Journalisten der New York Times wundern sich
: Der Kontrast war nicht zu übersehen. Nur wenige Tage, nachdem die türkische Polizei mit Tränengas und Wasserwerfern gegen eine regierungskritische Zeitungsredaktion vorgegangen war, wurde der türkische Premierminister Ahmet Davutoglu mit wohligen Worten in Brüssel empfangen.

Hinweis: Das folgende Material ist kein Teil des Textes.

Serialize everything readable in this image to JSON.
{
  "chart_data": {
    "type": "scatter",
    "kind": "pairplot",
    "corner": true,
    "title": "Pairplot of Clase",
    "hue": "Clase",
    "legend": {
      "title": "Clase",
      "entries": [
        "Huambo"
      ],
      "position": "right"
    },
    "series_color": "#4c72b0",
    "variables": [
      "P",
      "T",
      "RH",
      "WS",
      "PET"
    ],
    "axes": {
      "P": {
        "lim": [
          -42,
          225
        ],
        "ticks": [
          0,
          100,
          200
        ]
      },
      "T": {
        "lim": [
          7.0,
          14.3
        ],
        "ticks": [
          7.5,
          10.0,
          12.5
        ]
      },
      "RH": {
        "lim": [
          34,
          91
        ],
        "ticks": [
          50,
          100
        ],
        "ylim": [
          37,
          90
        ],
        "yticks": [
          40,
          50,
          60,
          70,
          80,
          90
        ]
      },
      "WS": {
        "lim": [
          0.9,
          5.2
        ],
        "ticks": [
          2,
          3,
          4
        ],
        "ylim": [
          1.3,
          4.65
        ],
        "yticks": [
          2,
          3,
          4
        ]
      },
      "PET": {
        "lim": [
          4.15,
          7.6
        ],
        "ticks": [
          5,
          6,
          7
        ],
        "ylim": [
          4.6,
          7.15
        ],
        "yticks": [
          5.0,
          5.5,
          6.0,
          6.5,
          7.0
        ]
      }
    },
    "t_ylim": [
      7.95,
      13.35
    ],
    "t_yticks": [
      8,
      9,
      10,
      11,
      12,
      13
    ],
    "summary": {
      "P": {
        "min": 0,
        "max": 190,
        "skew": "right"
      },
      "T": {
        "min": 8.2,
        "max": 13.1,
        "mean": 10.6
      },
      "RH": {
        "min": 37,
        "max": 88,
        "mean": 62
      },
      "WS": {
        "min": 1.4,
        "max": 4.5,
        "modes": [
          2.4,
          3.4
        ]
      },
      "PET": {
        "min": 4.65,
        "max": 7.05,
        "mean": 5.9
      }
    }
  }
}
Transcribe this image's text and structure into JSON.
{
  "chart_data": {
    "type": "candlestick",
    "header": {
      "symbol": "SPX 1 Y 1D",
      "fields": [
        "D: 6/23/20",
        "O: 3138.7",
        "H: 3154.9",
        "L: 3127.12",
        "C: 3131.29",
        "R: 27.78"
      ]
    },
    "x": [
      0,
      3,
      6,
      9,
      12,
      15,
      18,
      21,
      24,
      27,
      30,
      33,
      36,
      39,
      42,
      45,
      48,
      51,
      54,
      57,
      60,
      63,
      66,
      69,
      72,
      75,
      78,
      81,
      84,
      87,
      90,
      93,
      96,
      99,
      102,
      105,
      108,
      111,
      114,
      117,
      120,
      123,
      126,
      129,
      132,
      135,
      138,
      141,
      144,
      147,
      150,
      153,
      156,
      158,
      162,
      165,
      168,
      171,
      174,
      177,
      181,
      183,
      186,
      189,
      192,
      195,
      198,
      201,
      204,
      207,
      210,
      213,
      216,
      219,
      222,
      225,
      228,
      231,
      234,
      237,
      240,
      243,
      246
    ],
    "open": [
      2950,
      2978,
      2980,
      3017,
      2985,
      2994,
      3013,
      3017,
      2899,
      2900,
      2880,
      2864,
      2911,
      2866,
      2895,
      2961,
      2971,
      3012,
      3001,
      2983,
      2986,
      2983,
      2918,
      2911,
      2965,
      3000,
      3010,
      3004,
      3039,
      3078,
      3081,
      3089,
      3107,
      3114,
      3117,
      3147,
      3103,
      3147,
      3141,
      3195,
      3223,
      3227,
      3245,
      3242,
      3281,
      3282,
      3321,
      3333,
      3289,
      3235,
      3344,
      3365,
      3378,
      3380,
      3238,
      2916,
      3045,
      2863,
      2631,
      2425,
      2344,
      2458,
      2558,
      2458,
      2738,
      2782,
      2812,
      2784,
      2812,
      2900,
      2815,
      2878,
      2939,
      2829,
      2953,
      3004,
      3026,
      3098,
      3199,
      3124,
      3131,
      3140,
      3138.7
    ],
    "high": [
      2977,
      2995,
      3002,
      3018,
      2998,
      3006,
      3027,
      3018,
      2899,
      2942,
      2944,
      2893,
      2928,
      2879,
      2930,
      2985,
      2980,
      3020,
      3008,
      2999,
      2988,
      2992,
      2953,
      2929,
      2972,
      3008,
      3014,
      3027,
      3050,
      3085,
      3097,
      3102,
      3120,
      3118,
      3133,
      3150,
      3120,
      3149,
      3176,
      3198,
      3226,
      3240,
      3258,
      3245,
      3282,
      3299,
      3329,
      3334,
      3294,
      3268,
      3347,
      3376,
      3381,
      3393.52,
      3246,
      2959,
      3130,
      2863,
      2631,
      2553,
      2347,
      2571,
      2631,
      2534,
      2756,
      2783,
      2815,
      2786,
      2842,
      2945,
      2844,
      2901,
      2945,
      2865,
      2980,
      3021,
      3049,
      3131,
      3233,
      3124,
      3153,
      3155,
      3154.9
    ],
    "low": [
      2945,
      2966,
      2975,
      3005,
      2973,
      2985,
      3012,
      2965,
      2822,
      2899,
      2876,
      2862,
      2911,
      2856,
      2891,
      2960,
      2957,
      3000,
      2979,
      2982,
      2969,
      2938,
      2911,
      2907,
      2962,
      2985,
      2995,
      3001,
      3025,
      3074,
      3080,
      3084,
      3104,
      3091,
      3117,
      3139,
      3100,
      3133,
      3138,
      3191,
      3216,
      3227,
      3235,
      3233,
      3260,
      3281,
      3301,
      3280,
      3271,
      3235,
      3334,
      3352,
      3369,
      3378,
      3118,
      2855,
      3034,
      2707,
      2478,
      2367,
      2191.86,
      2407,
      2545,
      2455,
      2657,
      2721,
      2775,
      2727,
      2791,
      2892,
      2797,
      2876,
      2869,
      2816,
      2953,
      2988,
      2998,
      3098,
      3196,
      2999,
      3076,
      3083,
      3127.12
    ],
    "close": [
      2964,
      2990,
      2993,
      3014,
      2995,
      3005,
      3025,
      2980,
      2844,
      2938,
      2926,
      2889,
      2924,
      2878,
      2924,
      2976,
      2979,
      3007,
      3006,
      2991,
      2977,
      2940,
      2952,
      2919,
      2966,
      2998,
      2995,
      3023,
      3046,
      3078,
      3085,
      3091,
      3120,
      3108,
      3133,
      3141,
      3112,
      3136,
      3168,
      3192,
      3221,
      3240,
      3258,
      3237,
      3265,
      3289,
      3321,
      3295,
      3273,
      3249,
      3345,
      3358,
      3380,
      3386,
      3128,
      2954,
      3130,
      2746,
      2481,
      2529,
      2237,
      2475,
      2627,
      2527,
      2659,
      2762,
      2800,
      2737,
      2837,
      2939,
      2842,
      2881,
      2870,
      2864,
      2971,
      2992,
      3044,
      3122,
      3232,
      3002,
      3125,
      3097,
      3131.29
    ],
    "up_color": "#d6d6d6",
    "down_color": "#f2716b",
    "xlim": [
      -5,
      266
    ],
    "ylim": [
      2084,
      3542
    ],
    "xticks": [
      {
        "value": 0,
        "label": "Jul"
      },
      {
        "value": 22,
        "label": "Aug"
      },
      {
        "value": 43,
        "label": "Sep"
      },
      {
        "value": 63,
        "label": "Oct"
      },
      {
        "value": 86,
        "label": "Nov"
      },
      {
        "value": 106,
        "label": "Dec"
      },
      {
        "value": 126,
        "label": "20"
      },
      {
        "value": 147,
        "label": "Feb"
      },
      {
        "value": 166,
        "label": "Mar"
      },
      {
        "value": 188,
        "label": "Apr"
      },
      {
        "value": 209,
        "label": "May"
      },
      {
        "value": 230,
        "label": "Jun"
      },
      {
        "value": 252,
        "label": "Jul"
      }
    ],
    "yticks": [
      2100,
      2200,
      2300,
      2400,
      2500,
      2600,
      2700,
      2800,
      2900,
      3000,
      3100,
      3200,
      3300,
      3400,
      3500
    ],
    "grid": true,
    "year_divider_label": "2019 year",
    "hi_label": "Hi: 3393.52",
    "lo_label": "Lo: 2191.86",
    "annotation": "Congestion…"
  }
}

Hilfsprogramme in Milliardenhöhe und Visa-Erleichterungen für türkische Staatsbürger konnte er heraushandeln.

( Schlagwort: GeoAußenPolitik )

Um die Türkei als Partner bei der Bewältigung der größten Flüchtlingskrise seit der Zeit nach dem Zweiten Weltkrieg zu gewinnen, scheinen die Politiker und Administratoren der EU die besorgniserregende Entwicklung in der Türkei hinsichtlich der Menschenrechte und Demokratie zu ignorieren.

Die New York Times bewertet dies als europäische Schwäche. Der türkische Premierminister konnte mehr Finanzhilfen fordern, als ursprünglich angedacht wurden. Dies alles für das Versprechen, einen Teil der Flüchtlinge wieder aufzunehmen.

Bundeskanzlerin Angela Merkel und EU-Ratspräsident Donald Tusk haben die Verhandlungsergebnisse als eine Art Durchbruch gefeiert. Doch selbst in den USA lässt man sich nicht blenden. Ihnen entgeht nicht, wie sehr man in Brüssel, Paris und Berlin die türkische Regierung umschmeichelt.

Die New York Times resümiert: „The refugee crisis […] has significantly shifted the balance of power between Turkey and Europe.“ – „Die Flüchtlingskrise hat signifikant die Machbalance zwischen der Türkei und Europa verschoben“.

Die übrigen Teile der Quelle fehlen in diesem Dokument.